Aku duduk di kantin gedung, berbagi meja dengan Presiden Direktur, yang tampak seperti orang yang sangat baik.
Aku tidak tahu banyak tentang dia saat itu, tapi dia fans berat Manchester United, dan menawarkan untuk menambahkan gula pasir ke dalam kopi hitamku, dan ingin tahu bagaimana kabar istriku.
Aku bilang padanya aku belum menikah. Dia mengangguk. Dia ingin tahu alasannya.
Aku bilang padanya aku tidak tertarik dengan pernikahan, karena dalam pernikahan biasanya selalu terjadi masalah. Ada banyak wanita yang bersedia membantu seorang pria lajang dengan keuntungan yang yang didapat oleh pria yang sudah menikah, jadi mengapa repot-repot memelihara sapi hanya untuk minum susu?
Karena dia tampak sangat ramah, aku memutuskan untuk mengajukan pertanyaan kepadanya.
"Tentang mantan COO perusahaan, apa yang terjadi padanya? Maksud saya, mengapa Bapak memecatnya?"
Dia mengangkat bahu. "Saya tidak menyukainya lagi. Saya tidak senang dengan cara dia bekerja."
"Dia tidak mungkin sampai sejauh itu di sini jika dia malas.
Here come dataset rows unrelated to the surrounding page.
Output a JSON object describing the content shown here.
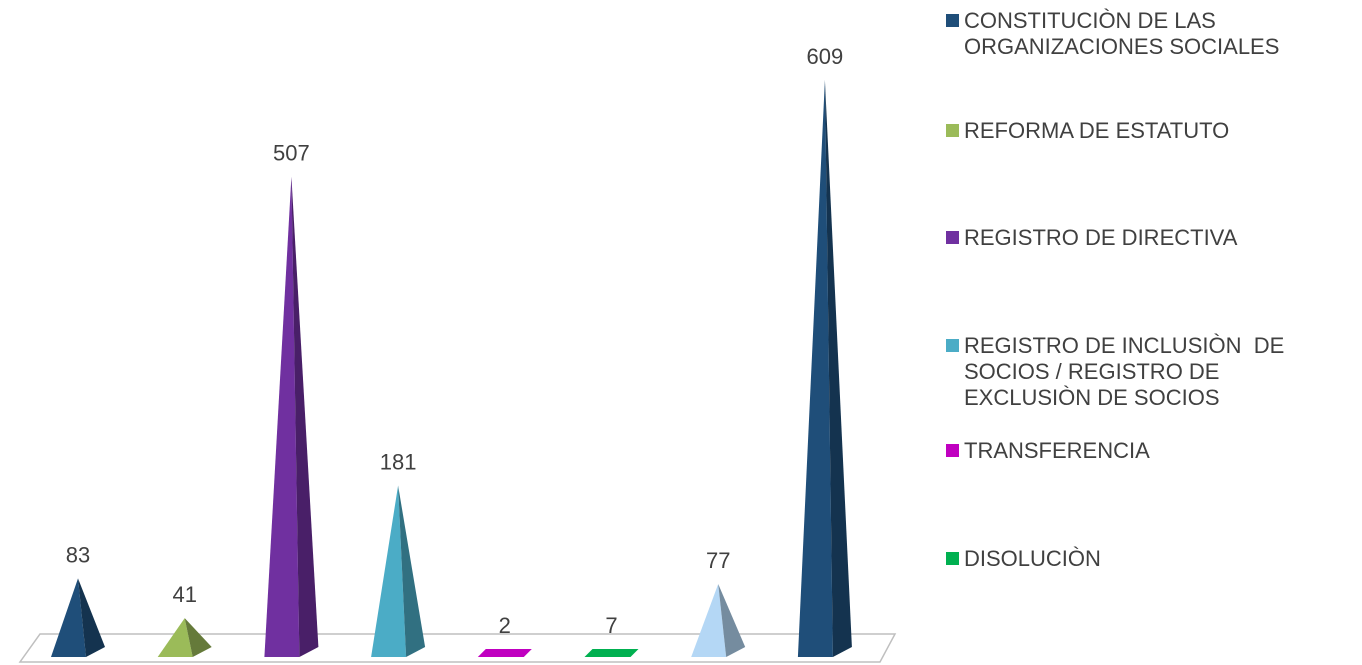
{
  "chart_data": {
    "type": "pyramid",
    "categories": [
      null,
      null,
      null,
      null,
      null,
      null,
      null,
      null
    ],
    "values": [
      83,
      41,
      507,
      181,
      2,
      7,
      77,
      609
    ],
    "colors": [
      "#1f4e79",
      "#9bbb59",
      "#7030a0",
      "#4bacc6",
      "#c000c0",
      "#00b050",
      "#b4d7f5",
      "#1f4e79"
    ],
    "legend": [
      {
        "name": "CONSTITUCIÒN DE LAS ORGANIZACIONES SOCIALES",
        "color": "#1f4e79"
      },
      {
        "name": "REFORMA DE ESTATUTO",
        "color": "#9bbb59"
      },
      {
        "name": "REGISTRO DE DIRECTIVA",
        "color": "#7030a0"
      },
      {
        "name": "REGISTRO DE INCLUSIÒN  DE SOCIOS / REGISTRO DE EXCLUSIÒN DE SOCIOS",
        "color": "#4bacc6"
      },
      {
        "name": "TRANSFERENCIA",
        "color": "#c000c0"
      },
      {
        "name": "DISOLUCIÒN",
        "color": "#00b050"
      }
    ]
  }
}
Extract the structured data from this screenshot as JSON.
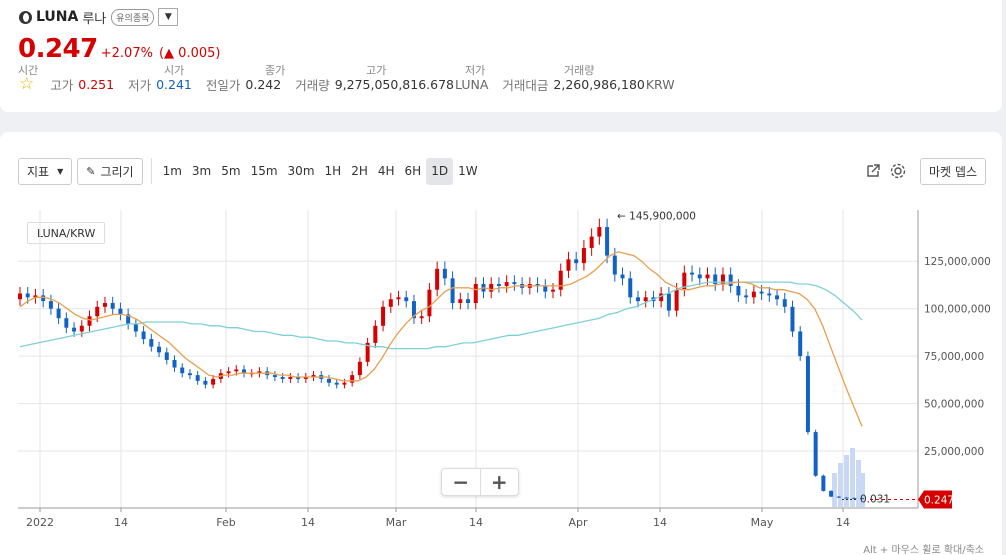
{
  "header": {
    "name": "LUNA",
    "name_kor": "루나",
    "badge": "유의종목",
    "dropdown_icon": "caret-down-icon",
    "price": "0.247",
    "change_pct": "+2.07%",
    "change_arrow": "▲",
    "change_abs": "0.005",
    "stats": [
      {
        "label": "고가",
        "value": "0.251",
        "tone": "up",
        "unit": ""
      },
      {
        "label": "저가",
        "value": "0.241",
        "tone": "down",
        "unit": ""
      },
      {
        "label": "전일가",
        "value": "0.242",
        "tone": "",
        "unit": ""
      },
      {
        "label": "거래량",
        "value": "9,275,050,816.678",
        "tone": "",
        "unit": "LUNA"
      },
      {
        "label": "거래대금",
        "value": "2,260,986,180",
        "tone": "",
        "unit": "KRW"
      }
    ]
  },
  "toolbar": {
    "indicator_label": "지표",
    "draw_label": "그리기",
    "periods": [
      "1m",
      "3m",
      "5m",
      "15m",
      "30m",
      "1H",
      "2H",
      "4H",
      "6H",
      "1D",
      "1W"
    ],
    "active_period": "1D",
    "market_depth_label": "마켓 뎁스"
  },
  "info_labels": [
    "시간",
    "시가",
    "종가",
    "고가",
    "저가",
    "거래량"
  ],
  "pair_label": "LUNA/KRW",
  "zoom": {
    "minus": "−",
    "plus": "+"
  },
  "footer_hint": "Alt + 마우스 휠로 확대/축소",
  "colors": {
    "up": "#d60000",
    "down": "#1261c4",
    "ma_short": "#e8a050",
    "ma_long": "#7fcfd8",
    "volume": "#c8d8f5"
  },
  "chart_data": {
    "type": "candlestick",
    "pair": "LUNA/KRW",
    "interval": "1D",
    "x_labels": [
      "2022",
      "14",
      "Feb",
      "14",
      "Mar",
      "14",
      "Apr",
      "14",
      "May",
      "14"
    ],
    "y_ticks": [
      25000000,
      50000000,
      75000000,
      100000000,
      125000000
    ],
    "y_tick_labels": [
      "25,000,000",
      "50,000,000",
      "75,000,000",
      "100,000,000",
      "125,000,000"
    ],
    "ylim": [
      -5000000,
      152000000
    ],
    "max_label": "← 145,900,000",
    "max_value": 145900000,
    "last_label": "0.031",
    "current_price_badge": "0.247",
    "current_price": 0.247,
    "close_series": [
      108,
      106,
      107,
      104,
      100,
      95,
      90,
      88,
      91,
      96,
      101,
      103,
      100,
      97,
      92,
      88,
      84,
      80,
      77,
      73,
      69,
      66,
      65,
      62,
      60,
      63,
      66,
      67,
      68,
      66,
      66,
      67,
      65,
      64,
      63,
      64,
      63,
      64,
      65,
      63,
      61,
      60,
      61,
      65,
      72,
      82,
      91,
      101,
      105,
      106,
      104,
      95,
      96,
      110,
      121,
      116,
      103,
      105,
      103,
      113,
      109,
      113,
      112,
      114,
      113,
      111,
      113,
      112,
      109,
      110,
      120,
      126,
      124,
      132,
      138,
      143,
      128,
      118,
      116,
      106,
      104,
      106,
      104,
      108,
      99,
      110,
      119,
      118,
      116,
      118,
      113,
      118,
      112,
      107,
      106,
      109,
      108,
      107,
      105,
      101,
      88,
      75,
      35,
      12,
      4,
      1,
      0.5,
      0.3,
      0.2,
      0.1
    ],
    "ma_short": [
      101,
      104,
      106,
      106,
      105,
      103,
      100,
      97,
      95,
      94,
      95,
      96,
      97,
      97,
      96,
      94,
      91,
      88,
      85,
      82,
      78,
      74,
      71,
      68,
      65,
      64,
      65,
      65,
      66,
      66,
      66,
      66,
      66,
      65,
      65,
      64,
      64,
      64,
      64,
      64,
      63,
      62,
      62,
      62,
      64,
      68,
      74,
      81,
      87,
      92,
      96,
      99,
      101,
      105,
      109,
      111,
      111,
      111,
      110,
      111,
      110,
      111,
      111,
      112,
      112,
      112,
      112,
      112,
      112,
      112,
      113,
      115,
      117,
      120,
      124,
      128,
      130,
      129,
      128,
      125,
      121,
      118,
      114,
      112,
      110,
      110,
      111,
      112,
      112,
      113,
      113,
      114,
      114,
      113,
      111,
      111,
      110,
      110,
      109,
      108,
      105,
      100,
      91,
      80,
      69,
      58,
      48,
      38
    ],
    "ma_long": [
      80,
      81,
      82,
      83,
      84,
      85,
      86,
      87,
      88,
      89,
      90,
      91,
      92,
      92,
      93,
      93,
      93,
      93,
      93,
      92,
      92,
      91,
      91,
      90,
      90,
      89,
      88,
      88,
      87,
      86,
      86,
      85,
      85,
      84,
      83,
      83,
      82,
      82,
      81,
      80,
      80,
      79,
      79,
      79,
      79,
      79,
      80,
      80,
      81,
      82,
      82,
      83,
      84,
      85,
      86,
      86,
      87,
      88,
      89,
      90,
      91,
      92,
      93,
      94,
      95,
      97,
      98,
      100,
      101,
      103,
      105,
      107,
      109,
      111,
      112,
      113,
      114,
      114,
      114,
      114,
      114,
      114,
      114,
      114,
      114,
      114,
      113,
      113,
      112,
      110,
      107,
      103,
      99,
      94
    ]
  }
}
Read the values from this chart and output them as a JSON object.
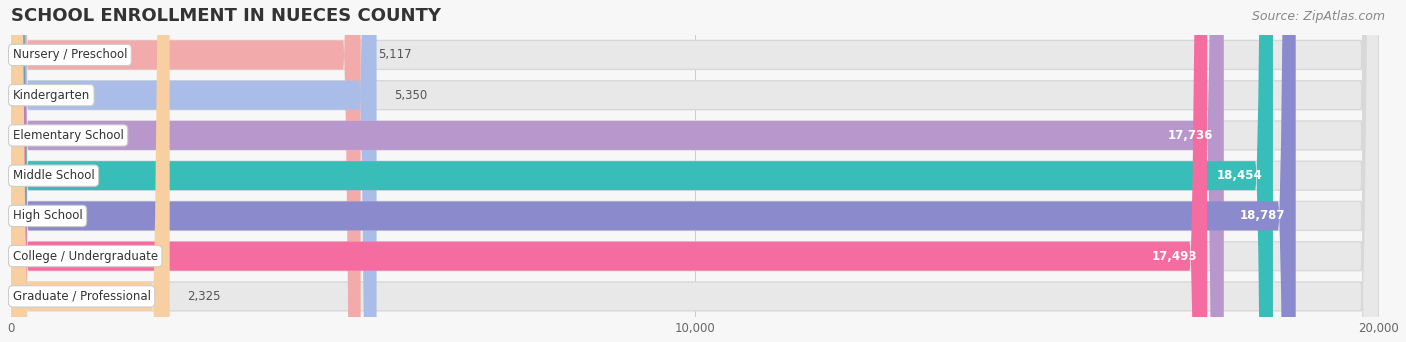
{
  "title": "SCHOOL ENROLLMENT IN NUECES COUNTY",
  "source": "Source: ZipAtlas.com",
  "categories": [
    "Nursery / Preschool",
    "Kindergarten",
    "Elementary School",
    "Middle School",
    "High School",
    "College / Undergraduate",
    "Graduate / Professional"
  ],
  "values": [
    5117,
    5350,
    17736,
    18454,
    18787,
    17493,
    2325
  ],
  "bar_colors": [
    "#F2AAAA",
    "#AABCE8",
    "#B898CC",
    "#38BDB8",
    "#8A8ACC",
    "#F46CA0",
    "#F8CFA0"
  ],
  "xlim_max": 20000,
  "xticks": [
    0,
    10000,
    20000
  ],
  "xtick_labels": [
    "0",
    "10,000",
    "20,000"
  ],
  "background_color": "#f7f7f7",
  "bar_bg_color": "#e8e8e8",
  "title_fontsize": 13,
  "label_fontsize": 8.5,
  "value_fontsize": 8.5,
  "source_fontsize": 9
}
Apakah dia menjadi terlalu sombong atau tak mampu menghadapi tantangan pekerjaan?"
Dia menambahkan lebih banyak gula ke dalam cangkir kopi dan tersenyum masam. "Sesederhana itu. Saya berhenti menyukai cara dia bekerja. Saya tidak bisa terus-terusan menghadapi hal-hal yang tidak membuat saya bahagia di tempat kerja."
Mengapa ada orang yang memilih bersedih saat kebahagiaan ada di luar sana? Siapa yang mau menempuh perjalanan jauh selama berhari-hari kalau bisa terbang dengan pesawat terbang dan tiba di sana lebih cepat dan menempuh jarak tujuh kali lipat?